More than 350 people were detained by police for questioning in connection with the bombings in raids across Mumbai yesterday. But the raids appeared to be a very loose operation, with most of those detained released without charge after a few hours.
Indian intelligence is investigating the possibility the bombings were carried out by SIMI and the Pakistan-based group Lashkar-e Toiba, according to sources. Both organisations have issued denials and condemned the bombings.
"So far it looks like there was a substantial involvement of Lashkar-e-Toiba with local support," D.K. Shankaran, the most senior bureaucrat in Maharashtra state, said publicly yesterday.
But it may be the suspicions surrounding the homegrown SIMI which prove more disturbing for India. Founded in 1977 in Uttar Pradesh, SIMI has declared jihad against secular India, with the avowed aim of converting the entire country to Islam.
The group has repeatedly praised Osama bin Laden as a Muslim hero, and has been banned in India since 2002.
Police in Uttar Pradesh were raiding SIMI's known hideouts yesterday, according to reports.
India's Supreme Court rejected a plea for the ban on the group to be overturned just five days before Wednesday's bombings.
The group recruits entirely from inside India. Although it is nominally a students' movement, it accepts members up to the age of 30. There may be political reasons for the Indian intelligence establishment to point towards SIMI.
In what is widely seen as an attempt to court Muslim votes, the Chief Minister of Uttar Pradesh, Mulayam Singh Yadav, has been pushing for the ban on the group to be lifted. Yesterday he insisted SIMI is "not a terrorist organisation".
But it is not the first time SIMI has been linked to militant attacks in Mumbai.
In 2003, Mumbai police named both SIMI and Lashkar as suspects in a smaller bombing on Mumbai's train network, and later in the year six SIMI activists were arrested with lethal chemicals and arms and ammunition in their possession.
Mumbai police yesterday denied reports that raids across the city in which more than 350 people were detained specifically targeted SIMI.
A senior officer in Malvandi police station, one of those that carried out the raids, said they were a general dragnet to pick up anyone suspicious, and the majority of the 141 detained at Malvandi had been released without charge.

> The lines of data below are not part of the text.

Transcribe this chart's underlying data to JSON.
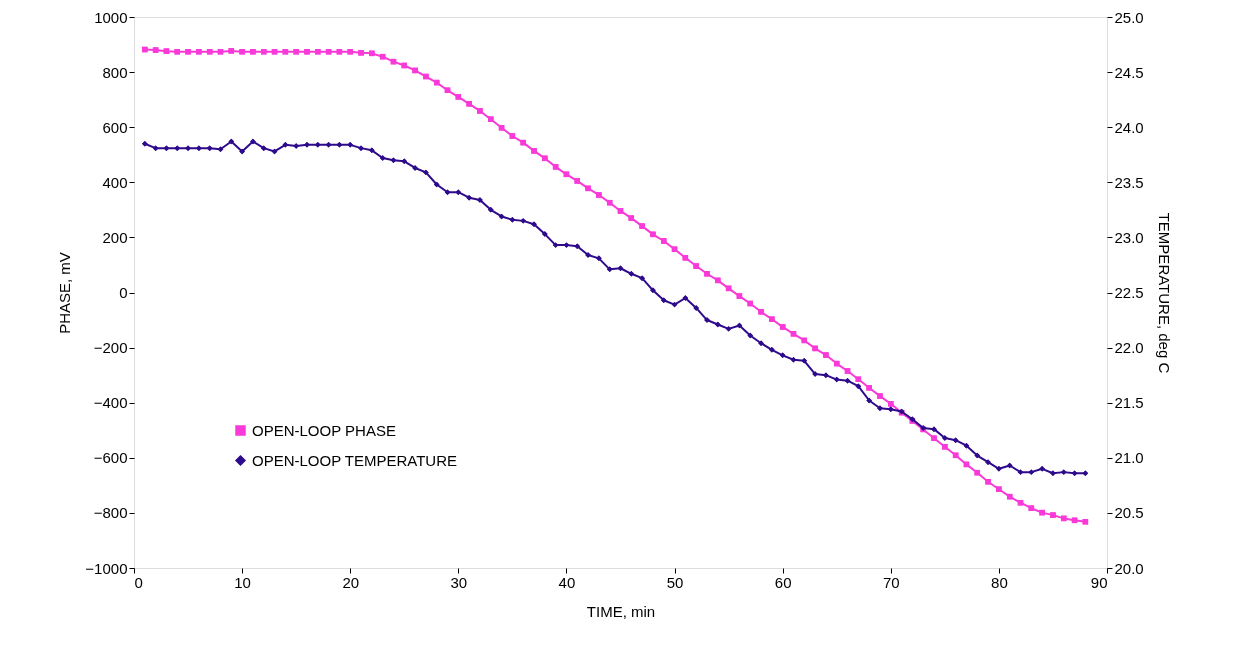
{
  "chart_data": {
    "type": "line",
    "xlabel": "TIME, min",
    "ylabel": "PHASE, mV",
    "y2label": "TEMPERATURE, deg C",
    "x": [
      1,
      2,
      3,
      4,
      5,
      6,
      7,
      8,
      9,
      10,
      11,
      12,
      13,
      14,
      15,
      16,
      17,
      18,
      19,
      20,
      21,
      22,
      23,
      24,
      25,
      26,
      27,
      28,
      29,
      30,
      31,
      32,
      33,
      34,
      35,
      36,
      37,
      38,
      39,
      40,
      41,
      42,
      43,
      44,
      45,
      46,
      47,
      48,
      49,
      50,
      51,
      52,
      53,
      54,
      55,
      56,
      57,
      58,
      59,
      60,
      61,
      62,
      63,
      64,
      65,
      66,
      67,
      68,
      69,
      70,
      71,
      72,
      73,
      74,
      75,
      76,
      77,
      78,
      79,
      80,
      81,
      82,
      83,
      84,
      85,
      86,
      87,
      88
    ],
    "series": [
      {
        "name": "OPEN-LOOP PHASE",
        "color": "#f939d8",
        "marker": "square",
        "values": [
          882,
          880,
          876,
          874,
          874,
          874,
          874,
          874,
          877,
          874,
          874,
          874,
          874,
          874,
          874,
          874,
          874,
          874,
          874,
          874,
          870,
          868,
          856,
          838,
          824,
          806,
          784,
          762,
          734,
          710,
          685,
          659,
          629,
          598,
          568,
          544,
          514,
          487,
          456,
          429,
          405,
          378,
          354,
          326,
          296,
          270,
          241,
          211,
          187,
          157,
          126,
          96,
          68,
          44,
          15,
          -13,
          -40,
          -70,
          -97,
          -125,
          -150,
          -174,
          -203,
          -227,
          -258,
          -285,
          -315,
          -346,
          -376,
          -404,
          -436,
          -466,
          -497,
          -529,
          -560,
          -591,
          -624,
          -654,
          -687,
          -714,
          -741,
          -763,
          -783,
          -799,
          -808,
          -820,
          -827,
          -832
        ]
      },
      {
        "name": "OPEN-LOOP TEMPERATURE",
        "color": "#2e0a8c",
        "marker": "diamond",
        "axis": "y2",
        "values": [
          23.85,
          23.81,
          23.81,
          23.81,
          23.81,
          23.81,
          23.81,
          23.8,
          23.87,
          23.78,
          23.87,
          23.81,
          23.78,
          23.84,
          23.83,
          23.84,
          23.84,
          23.84,
          23.84,
          23.84,
          23.81,
          23.79,
          23.72,
          23.7,
          23.69,
          23.63,
          23.59,
          23.48,
          23.41,
          23.41,
          23.36,
          23.34,
          23.25,
          23.19,
          23.16,
          23.15,
          23.12,
          23.03,
          22.93,
          22.93,
          22.92,
          22.84,
          22.81,
          22.71,
          22.72,
          22.67,
          22.63,
          22.52,
          22.43,
          22.39,
          22.45,
          22.36,
          22.25,
          22.21,
          22.17,
          22.2,
          22.11,
          22.04,
          21.98,
          21.93,
          21.89,
          21.88,
          21.76,
          21.75,
          21.71,
          21.7,
          21.65,
          21.52,
          21.45,
          21.44,
          21.42,
          21.35,
          21.27,
          21.26,
          21.18,
          21.16,
          21.11,
          21.02,
          20.96,
          20.9,
          20.93,
          20.87,
          20.87,
          20.9,
          20.86,
          20.87,
          20.86,
          20.86
        ]
      }
    ],
    "xlim": [
      0,
      90
    ],
    "xticks": [
      0,
      10,
      20,
      30,
      40,
      50,
      60,
      70,
      80,
      90
    ],
    "ylim": [
      -1000,
      1000
    ],
    "yticks": [
      {
        "value": -1000,
        "label": "−1000"
      },
      {
        "value": -800,
        "label": "−800"
      },
      {
        "value": -600,
        "label": "−600"
      },
      {
        "value": -400,
        "label": "−400"
      },
      {
        "value": -200,
        "label": "−200"
      },
      0,
      200,
      400,
      600,
      800,
      1000
    ],
    "y2lim": [
      20,
      25
    ],
    "y2ticks": [
      {
        "value": 20,
        "label": "20.0"
      },
      {
        "value": 20.5,
        "label": "20.5"
      },
      {
        "value": 21,
        "label": "21.0"
      },
      {
        "value": 21.5,
        "label": "21.5"
      },
      {
        "value": 22,
        "label": "22.0"
      },
      {
        "value": 22.5,
        "label": "22.5"
      },
      {
        "value": 23,
        "label": "23.0"
      },
      {
        "value": 23.5,
        "label": "23.5"
      },
      {
        "value": 24,
        "label": "24.0"
      },
      {
        "value": 24.5,
        "label": "24.5"
      },
      {
        "value": 25,
        "label": "25.0"
      }
    ],
    "grid": false,
    "legend": "bottom left",
    "line_style": "solid"
  }
}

This sort of "round up the usual suspects" tactic is commonly used by police in India after major incidents.
Lashkar, the other group at the centre of suspicions, has long been acknowledged as the most dangerous militant group operating in Kashmir.
Often wrongly described as a Kashmiri group, it is based in Pakistan and most of its membership is recruited there, a fact not lost on India, which demanded Pakistan "dismantle the infrastructure of terrorism" on its territory in the wake of the bombings.
Lashkar used to be closely linked to Pakistan's ISI intelligence, but the Pakistani establishment says those links have been severed.
Pakistan's Foreign Minister, Khurshid Kasuri, reacted angrily to Indian criticism, saying: "You can't really blame everything on Pakistan; it's very unfair."
A man claiming to represent Al Qaeda telephoned a news agency in Kashmir yesterday and claimed the organisation has established a presence in India for the first time.
He did not claim responsibility for the Mumbai bombings, but called on Muslims in India to "adopt a path of freedom and jihad".
The name he gave for his group, Al Qaeda Jammu and Kashmir, appears to be a deliberate echo of Abu Musab al-Zarqawi's Al Qaeda in Iraq. He named the leader of the new group as Abu Adbul Rehman Ansari.
It was impossible to verify his claims last night, but the Indian army said it was investigating.